Regarde les photos que j’ai cherchées ce matin. Elles sont là dans le placard … ouvre la porte ! Et là Simone nous montre trois ou quatre photos ; Une de M Morand de Nyons, une de Vincent de Carpentras, une d’un cousin Léon d’Orange dont elle racontera plus tard qu’il s’est fait tuer à Crestet et une de Jean Guala. Sur celle-là, mon père s’était habillé, avec son cousin Léon d’Orange, avec un chapeau et un pardessus pour se déguiser et ne pas être reconnu. Francis : C’était un temps abominable ! Le soir quand même Jean passait à la maison et on allait veiller chez des amis. On profitait bien ! Marie Hélène évoque l’accident du capitaine aviateur Joseph Jallier. Elle raconte… Nos trois témoins se souviennent ….il volait très bas… le nuage de fumée noire et surtout le problème de la tête, trouvée après par Bruno P. et du corps caché par les maquisards de Malaucène. Quelle idée de vouloir l’enterrer sans tête ! C’est de la folie.

Mais le fait le plus marquant pour le quartier, dit Jacqueline en s’adressant à Momone, c’est le jour où les Allemands ont mis ton père en joue. En effet le jour où « ils » sont venus chez nous on ne brillait pas. On a dit « aïe ! aïe ! aïe ! » On vous voyait très bien de chez nous. Mon père a dit : il faut rentrer quand il les a vus avec leurs mitraillettes aller chez Simone. Chez nous mon oncle était caché car il n’était pas parti au STO.

Simone reprend la parole pour raconter vraiment ce qui s’est passé lors de cet assaut. S’ils avaient trouvé Morand, maquisard qui leur avait échappé à Nyons, caché chez nous, il aurait fait comme avec la famille Jarjaye de Vercoiran, ils nous auraient tous massacrés. Mais alors ma mère a gardé son calme en me disant: on verra bien. Alors que moi je lui disais : ils ont emmené papa derrière la ferme, ils vont peut-être le tuer ! Mais alors elle a continué à étendre son linge, sur l’aire. Une réaction impressionnante devant laquelle je suis encore bouche bée. Après mon père a réalisé et, avec le recul, a eu très peur. En tremblant, il est allé voir Marius, le père de Francis, qui lui a servi un grand verre de gnole (eau de vie à 90°) pour trinquer à leur bonne santé et au départ des Boches. Cette goutte l’a ravigoté et il en parlait toujours : « ça brûlait mais ça me faisait du bien, je me sentais ragaillardi ». D’autant plus qu’après coup on réalisait ce que ces gens-là étaient capables de faire. Ce n’était pas des enfants de chœur.
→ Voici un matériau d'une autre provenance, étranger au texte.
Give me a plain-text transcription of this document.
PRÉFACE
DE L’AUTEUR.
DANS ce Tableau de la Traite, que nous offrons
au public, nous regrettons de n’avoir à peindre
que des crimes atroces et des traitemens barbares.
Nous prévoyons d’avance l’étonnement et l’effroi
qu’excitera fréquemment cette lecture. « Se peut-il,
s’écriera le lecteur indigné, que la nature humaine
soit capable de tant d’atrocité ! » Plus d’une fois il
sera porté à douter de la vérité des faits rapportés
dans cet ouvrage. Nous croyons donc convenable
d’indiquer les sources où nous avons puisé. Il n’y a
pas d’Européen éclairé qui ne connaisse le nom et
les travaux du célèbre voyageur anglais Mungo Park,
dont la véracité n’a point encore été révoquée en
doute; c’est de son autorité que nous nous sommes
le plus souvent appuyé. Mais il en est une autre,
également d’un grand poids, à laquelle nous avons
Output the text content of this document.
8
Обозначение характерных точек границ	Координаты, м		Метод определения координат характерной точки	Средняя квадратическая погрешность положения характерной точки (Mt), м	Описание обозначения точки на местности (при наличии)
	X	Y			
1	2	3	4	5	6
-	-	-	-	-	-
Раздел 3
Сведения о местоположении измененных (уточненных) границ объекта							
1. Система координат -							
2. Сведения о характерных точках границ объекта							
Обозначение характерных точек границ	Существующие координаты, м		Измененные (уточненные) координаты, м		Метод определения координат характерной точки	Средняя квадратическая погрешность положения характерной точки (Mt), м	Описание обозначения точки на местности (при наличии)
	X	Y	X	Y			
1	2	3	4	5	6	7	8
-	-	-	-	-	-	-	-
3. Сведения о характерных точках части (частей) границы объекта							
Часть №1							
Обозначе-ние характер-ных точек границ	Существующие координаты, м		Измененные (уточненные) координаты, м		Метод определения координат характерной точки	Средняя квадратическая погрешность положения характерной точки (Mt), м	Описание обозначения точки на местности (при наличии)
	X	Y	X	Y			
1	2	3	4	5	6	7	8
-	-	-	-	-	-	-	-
Je me permets de faire remarquer que les défunts Entrechalais de 39-45 ne sont pas nombreux - toujours trop - seulement trois par rapport aux 31 de 14-18. Jacqueline précise que Jean André, parti au STO, était tombé malade . Jean Guala, on vient d’expliquer toute son histoire. Quant à Jean Faraud, le troisième, Henriette G. a raconté sa vie dans l'ouvrage « Mémoires d’Entrechaux ».

Pour finir cette super après-midi, Jacqueline évoque l’incident du cheval de Julien Blanc dont la viande a été distribuée aux Entrechalais et le pain blanc qu’Arthur a offert à tous les villageois.

Ces deux faits, qui peuvent paraître anodins ont été évoqués par toutes les familles que j’ai rencontrées. Les privations étaient quand même importantes dans le quotidien de tous ces gens qui ont vécu la guerre.